Apparently the name “klapa” derives from capulata, meaning a group or gathering of people, or a gang in the local dialect around the Trieste area of Italy. This was mentioned in the mid-1800s, and had rather negative connotations at the time. With the trade connections up and down the coast, and the increasing popularity of nationalistic folk songs, klapa became the term for the specifically Dalmatian “group of friends” multi-part singing.
Other areas of Croatia have very different folk music styles, though I notice that klapa groups are now springing up in all parts of the country, and indeed abroad! If you were watching the 2013 Eurovision Song Contest, and who wasn’t, you may have noticed that Croatia’s entry was a klapa song.
The distinctive harmonies are based on the thirds of major chords, with the other sections following the lead of the first tenor. Personally I always enjoy listening for what the bass singer is doing, as he (they) will be filling in the rest of the chord, and adding that wonderful deep note that gives weight to the whole song. You can see them projecting their voices downwards! According to Ante, our carpenter, it takes 40 years of drinking red wine to make a good bass!
Although klapa groups are usually all male or all female, there are some notable exceptions – the wonderful Klapa Linđo from Dubrovko being one of them.

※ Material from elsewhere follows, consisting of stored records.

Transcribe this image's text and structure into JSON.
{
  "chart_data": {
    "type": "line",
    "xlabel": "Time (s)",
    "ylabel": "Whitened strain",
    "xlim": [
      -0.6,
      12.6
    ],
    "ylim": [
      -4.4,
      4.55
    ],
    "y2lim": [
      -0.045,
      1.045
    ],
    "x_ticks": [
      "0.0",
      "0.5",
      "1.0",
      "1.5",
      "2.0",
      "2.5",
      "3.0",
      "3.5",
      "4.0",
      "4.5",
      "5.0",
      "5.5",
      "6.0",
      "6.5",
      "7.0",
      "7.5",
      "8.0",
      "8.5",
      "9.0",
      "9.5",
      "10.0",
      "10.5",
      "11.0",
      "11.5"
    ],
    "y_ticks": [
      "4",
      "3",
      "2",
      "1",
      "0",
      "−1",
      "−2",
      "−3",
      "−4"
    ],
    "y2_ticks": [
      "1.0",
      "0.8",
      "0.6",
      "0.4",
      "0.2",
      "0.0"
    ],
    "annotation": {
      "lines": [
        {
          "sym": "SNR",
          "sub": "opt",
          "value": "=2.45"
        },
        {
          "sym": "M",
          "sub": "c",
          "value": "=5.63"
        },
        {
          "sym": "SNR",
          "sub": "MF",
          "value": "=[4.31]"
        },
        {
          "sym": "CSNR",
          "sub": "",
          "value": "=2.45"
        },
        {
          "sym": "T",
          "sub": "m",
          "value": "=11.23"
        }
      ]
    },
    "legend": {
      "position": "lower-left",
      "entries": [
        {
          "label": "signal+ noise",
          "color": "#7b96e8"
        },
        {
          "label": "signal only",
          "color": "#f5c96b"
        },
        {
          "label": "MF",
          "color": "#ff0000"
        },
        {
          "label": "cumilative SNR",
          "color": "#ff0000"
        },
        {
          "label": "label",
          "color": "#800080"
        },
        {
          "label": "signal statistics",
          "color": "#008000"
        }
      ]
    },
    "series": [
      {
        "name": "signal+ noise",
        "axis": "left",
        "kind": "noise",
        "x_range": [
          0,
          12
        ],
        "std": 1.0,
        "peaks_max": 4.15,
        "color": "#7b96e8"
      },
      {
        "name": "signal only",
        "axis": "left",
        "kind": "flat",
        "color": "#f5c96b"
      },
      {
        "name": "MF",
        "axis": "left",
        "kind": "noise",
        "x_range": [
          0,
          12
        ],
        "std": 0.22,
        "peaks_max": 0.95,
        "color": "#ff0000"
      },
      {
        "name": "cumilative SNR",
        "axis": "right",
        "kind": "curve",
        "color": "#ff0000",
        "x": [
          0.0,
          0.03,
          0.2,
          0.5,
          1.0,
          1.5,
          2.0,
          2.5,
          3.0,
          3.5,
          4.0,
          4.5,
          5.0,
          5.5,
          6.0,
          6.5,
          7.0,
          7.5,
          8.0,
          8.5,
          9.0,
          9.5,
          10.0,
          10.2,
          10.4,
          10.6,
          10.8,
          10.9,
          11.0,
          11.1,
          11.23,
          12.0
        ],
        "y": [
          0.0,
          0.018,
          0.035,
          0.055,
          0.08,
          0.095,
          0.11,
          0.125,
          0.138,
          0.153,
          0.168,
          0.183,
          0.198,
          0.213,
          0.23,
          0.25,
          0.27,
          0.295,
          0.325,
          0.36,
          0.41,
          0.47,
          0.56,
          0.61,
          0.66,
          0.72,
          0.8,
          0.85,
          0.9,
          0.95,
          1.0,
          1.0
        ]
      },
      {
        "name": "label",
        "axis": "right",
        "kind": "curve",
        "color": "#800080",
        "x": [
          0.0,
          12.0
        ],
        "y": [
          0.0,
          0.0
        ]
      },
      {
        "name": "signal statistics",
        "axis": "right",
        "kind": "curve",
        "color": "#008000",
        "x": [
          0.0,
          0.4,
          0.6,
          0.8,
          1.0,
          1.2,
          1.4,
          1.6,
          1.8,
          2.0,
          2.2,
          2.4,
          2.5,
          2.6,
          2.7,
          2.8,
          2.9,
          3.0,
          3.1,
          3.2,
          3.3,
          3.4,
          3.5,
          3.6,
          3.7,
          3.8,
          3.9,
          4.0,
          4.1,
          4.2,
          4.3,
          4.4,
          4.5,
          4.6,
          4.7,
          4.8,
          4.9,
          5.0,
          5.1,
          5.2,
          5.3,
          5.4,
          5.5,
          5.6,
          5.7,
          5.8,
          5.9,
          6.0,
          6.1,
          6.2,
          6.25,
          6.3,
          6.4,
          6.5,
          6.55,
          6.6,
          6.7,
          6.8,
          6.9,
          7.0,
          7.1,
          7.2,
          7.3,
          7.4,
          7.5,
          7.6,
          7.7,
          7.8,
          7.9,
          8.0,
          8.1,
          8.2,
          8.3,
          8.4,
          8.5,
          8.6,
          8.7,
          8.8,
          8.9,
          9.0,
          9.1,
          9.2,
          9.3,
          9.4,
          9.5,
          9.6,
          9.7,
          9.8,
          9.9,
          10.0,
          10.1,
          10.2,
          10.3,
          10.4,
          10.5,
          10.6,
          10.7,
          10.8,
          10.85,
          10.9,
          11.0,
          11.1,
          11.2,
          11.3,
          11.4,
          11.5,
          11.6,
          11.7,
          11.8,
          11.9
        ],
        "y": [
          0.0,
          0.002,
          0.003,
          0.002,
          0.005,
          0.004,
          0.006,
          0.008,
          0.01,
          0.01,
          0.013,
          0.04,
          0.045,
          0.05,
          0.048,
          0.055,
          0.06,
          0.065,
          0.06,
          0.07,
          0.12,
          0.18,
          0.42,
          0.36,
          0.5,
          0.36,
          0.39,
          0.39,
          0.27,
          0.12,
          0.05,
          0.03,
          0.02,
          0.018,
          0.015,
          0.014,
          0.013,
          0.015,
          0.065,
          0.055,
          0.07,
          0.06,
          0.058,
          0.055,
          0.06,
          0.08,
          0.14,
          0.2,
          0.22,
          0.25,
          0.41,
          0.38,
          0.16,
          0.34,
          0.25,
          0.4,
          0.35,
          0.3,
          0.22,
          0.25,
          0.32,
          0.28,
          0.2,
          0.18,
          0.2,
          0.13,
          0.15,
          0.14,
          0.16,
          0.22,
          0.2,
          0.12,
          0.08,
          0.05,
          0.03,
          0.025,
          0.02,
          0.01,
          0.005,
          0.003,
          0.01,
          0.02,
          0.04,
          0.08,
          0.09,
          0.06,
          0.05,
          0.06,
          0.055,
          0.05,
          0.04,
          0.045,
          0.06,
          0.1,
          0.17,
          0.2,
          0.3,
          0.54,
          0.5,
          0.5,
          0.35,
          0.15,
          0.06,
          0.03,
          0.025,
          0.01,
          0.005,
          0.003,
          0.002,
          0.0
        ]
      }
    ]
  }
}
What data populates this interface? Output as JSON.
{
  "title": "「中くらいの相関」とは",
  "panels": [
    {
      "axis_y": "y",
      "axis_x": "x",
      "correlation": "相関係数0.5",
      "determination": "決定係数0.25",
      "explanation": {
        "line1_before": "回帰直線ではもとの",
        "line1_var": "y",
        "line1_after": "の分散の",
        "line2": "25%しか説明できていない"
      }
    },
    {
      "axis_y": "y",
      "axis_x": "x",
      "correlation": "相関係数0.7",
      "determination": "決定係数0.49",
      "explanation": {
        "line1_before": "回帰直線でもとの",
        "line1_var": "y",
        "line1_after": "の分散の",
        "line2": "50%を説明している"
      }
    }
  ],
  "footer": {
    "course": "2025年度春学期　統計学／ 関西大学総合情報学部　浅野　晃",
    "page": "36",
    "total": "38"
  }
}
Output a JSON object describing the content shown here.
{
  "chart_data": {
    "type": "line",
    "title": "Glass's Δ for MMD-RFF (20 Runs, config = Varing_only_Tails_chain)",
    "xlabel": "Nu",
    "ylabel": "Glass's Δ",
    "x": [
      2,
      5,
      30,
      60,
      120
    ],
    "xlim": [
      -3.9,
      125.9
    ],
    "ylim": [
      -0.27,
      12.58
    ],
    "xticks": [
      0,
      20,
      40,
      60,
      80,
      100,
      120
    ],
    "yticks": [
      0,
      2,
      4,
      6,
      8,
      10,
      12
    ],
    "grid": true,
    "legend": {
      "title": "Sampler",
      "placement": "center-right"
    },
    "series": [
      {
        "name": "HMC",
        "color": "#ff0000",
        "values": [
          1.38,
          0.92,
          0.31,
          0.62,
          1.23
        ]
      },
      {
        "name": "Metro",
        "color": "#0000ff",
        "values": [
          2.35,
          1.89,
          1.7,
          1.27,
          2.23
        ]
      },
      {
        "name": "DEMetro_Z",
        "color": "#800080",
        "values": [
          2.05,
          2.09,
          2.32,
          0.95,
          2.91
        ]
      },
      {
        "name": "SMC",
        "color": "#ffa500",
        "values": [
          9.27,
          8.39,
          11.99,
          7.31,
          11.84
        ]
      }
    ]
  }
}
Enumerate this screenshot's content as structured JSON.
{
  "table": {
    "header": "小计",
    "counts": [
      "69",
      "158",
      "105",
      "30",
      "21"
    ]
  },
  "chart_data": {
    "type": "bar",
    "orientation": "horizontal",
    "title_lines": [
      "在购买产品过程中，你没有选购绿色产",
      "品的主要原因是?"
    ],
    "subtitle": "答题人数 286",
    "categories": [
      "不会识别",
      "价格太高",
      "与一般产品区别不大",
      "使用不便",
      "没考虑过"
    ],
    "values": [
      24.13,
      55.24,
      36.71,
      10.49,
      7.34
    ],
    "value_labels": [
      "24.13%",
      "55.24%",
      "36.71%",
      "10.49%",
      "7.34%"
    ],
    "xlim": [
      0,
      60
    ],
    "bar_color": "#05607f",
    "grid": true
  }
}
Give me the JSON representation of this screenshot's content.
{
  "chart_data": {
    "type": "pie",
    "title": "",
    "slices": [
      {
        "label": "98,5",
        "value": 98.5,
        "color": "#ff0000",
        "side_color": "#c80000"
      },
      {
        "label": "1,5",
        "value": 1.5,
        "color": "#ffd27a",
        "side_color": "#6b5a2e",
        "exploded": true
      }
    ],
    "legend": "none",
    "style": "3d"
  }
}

Established as one of the best groups for over 40 years, they were unusual for having a soprano as the main lead voice. One of my favourite klapa songs is from them – Svizde mi Kažu. It’s a very emotional love story that begins “The stars have told me that I will become a widow…” Catches me every time I hear it!
Traditional klapa songs deal with very similar topics to Scottish, Irish and everyone else’s folk songs: love, fishing, war, death, drinking – all those familiar life events! There’s a mix of the old songs, some specially written recently for klapa, and some brought in from other musical genres.
The more formal, concert klapa was started in 1967, with the setting up of the Omiš festival. One of these days, I want to go and listen to the magical experience of the best klapa groups performing in the warm evenings in the old town square there.
From 2006 – 2008, the overall winners were a group from Split – Klapa Šufit. I particularly love their rendition of Ruka Moja Što si Takla (My Hand that Touched You). The Omiš Festival has resulted in new klapa songs and arrangements, some of which, like the festival anthem, have become really popular. And since the 1950s, klapa songs have been recorded for archive in radio and TV stations and in the Institute of Ethnology and Folklore, Zagreb. Increasingly, there are recordings for the public to buy. Hard to find outside the country, though.
As of December 2012, Dalmatian klapa multi-part singing is registered as a UNESCO Cultural Heritage. And it was recently announced that klapa singing would be offered as part of the music course at Split University. What a wonderful thing to see it spread and grow!
We’ve translated a couple of klapa songs into English so you can sing along with the videos – here are the links:
References and for more information…
Klapa Singing, a Traditional Folk Phenomenon of Dalmatia by Joško Ćaleta
And lastly, did you spot the quotion in the title? Here’s the context:
How sweet the moonlight sleeps upon this bank!
Here will we sit, and let the sounds of music
Creep in our ears: soft stillness and the night
Become the touches of sweet harmony.